The reason was that the overhead and effort required to manage both public and private clouds and interoperability between them was not worth it, given the organisation’s overall goals, Roberts says.

“The case might be different for organisations with regulatory requirements that force them to keep some data/workloads on-premises, or those who need the performance they can only get from local services, but want to take advantage of the inherent characteristics shared by the public and private clouds,” Roberts says.

Change in mindset

As with most major technology shifts, one of the biggest hurdles to overcome when moving to a hybrid cloud environment is the need for a mindset shift, Hu says.

“We had to ensure the businesses bought into the value of moving to a hybrid cloud environment,” Hu says. Even the IT department had to be sold on the idea, he says. “We had to start with ourselves; IT wasn’t totally convinced at the outset that this was the right direction,” he says. “That quickly changed.”

Lenovo started by piloting some “lighthouse” applications via a hybrid infrastructure and was immediately able to demonstrate clear value, Hu says. “Engineering productivity improved by 65 per cent, thanks to the agile practices enabled by the cloud platform and tools,” he says. “Once we saw the significant value, we were able to successfully ‘evangelise’ to the rest of the company, and we continue to showcase impressive results.”

Lack of standards or established practices

Although cloud services have been in use for years, a wholesale move to a hybrid cloud infrastructure is still uncharted waters for lots of organisations. “Because this was new territory for Lenovo, we knew we needed to establish clear standards for moving to the cloud and provide best practices,” Hu says.

To address this, the company published clear guidance on how to choose the right cloud hosting environment, for private cloud, public cloud, or hybrid. “We made this selection part of every application’s enterprise architecture review,” Hu says.

The company also established a “5-R Migration Approach” that helped application owners determine their best path based on the application’s current architecture state. This includes rehost (directly redeploy to cloud); refactor (modify architecture to adapt to the cloud); revise (modify or extend existing code beyond architectural modification); rebuild (discard the existing technology and develop from scratch); or replace (sunset the existing application and adopt an alternative solution).

Lenovo also developed application-level best practices for groups to reference, Hu says.

Market confusion

“Vendor selection and management is one of the thorniest topics for enterprises moving into hybrid cloud today,” says Chris Kanaracus, research director for dedicated and hybrid cloud infrastructure at research firm IDC.

“That’s because there’s a lot of choice, which is a good thing, but the signal-to-noise ratio is getting higher all the time,” Kanaracus says. “You have the well-established leading hyperscalers with AWS, Microsoft, and Google.

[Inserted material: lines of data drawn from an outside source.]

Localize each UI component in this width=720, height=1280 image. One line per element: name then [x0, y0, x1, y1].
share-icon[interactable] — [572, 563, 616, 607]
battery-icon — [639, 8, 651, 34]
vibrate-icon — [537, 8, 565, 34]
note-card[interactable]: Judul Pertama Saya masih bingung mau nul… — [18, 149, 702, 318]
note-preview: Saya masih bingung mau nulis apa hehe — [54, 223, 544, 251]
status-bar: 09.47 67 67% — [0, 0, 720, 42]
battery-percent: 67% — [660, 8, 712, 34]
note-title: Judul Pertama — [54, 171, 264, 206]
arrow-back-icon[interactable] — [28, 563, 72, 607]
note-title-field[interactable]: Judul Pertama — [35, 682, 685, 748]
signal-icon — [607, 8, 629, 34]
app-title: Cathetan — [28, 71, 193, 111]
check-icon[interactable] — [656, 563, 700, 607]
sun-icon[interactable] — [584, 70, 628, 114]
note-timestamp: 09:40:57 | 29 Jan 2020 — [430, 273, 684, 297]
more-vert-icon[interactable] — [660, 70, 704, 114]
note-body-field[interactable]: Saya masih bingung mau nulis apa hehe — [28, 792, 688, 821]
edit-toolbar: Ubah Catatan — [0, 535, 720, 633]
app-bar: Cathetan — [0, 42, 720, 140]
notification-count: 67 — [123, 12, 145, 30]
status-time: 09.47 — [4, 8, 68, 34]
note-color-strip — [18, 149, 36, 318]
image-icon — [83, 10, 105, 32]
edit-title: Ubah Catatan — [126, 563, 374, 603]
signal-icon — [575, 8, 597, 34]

But up-and-comers such as Oracle are making aggressive moves around cost and capabilities to grow share.”

Other choices include Cisco, VMware, HPE, and IBM, “who have made pivots toward hybrid cloud,” Kanaracus says. “They see an opportunity to provide the on-premises and edge components of hybrid cloud working in conjunction with the hyperscalers. But the hyperscalers want that business too, evidenced by AWS Outposts, Azure Stack, and Google Anthos.”

Also, telecommunications companies and colocation providers are getting more into the mix, Kanaracus says. “It’s just a lot to conceive of and manage from a CIO’s perspective,” he says. 

“Cost monitoring and management is already critical in hybrid, and this will only be a bigger deal going forward. Lots of vendors, large and small, are eager to be in this game. [There] are lots of choices for CIOs and thus the potential for confusion and missteps. It’s important to take this area of investment very seriously.”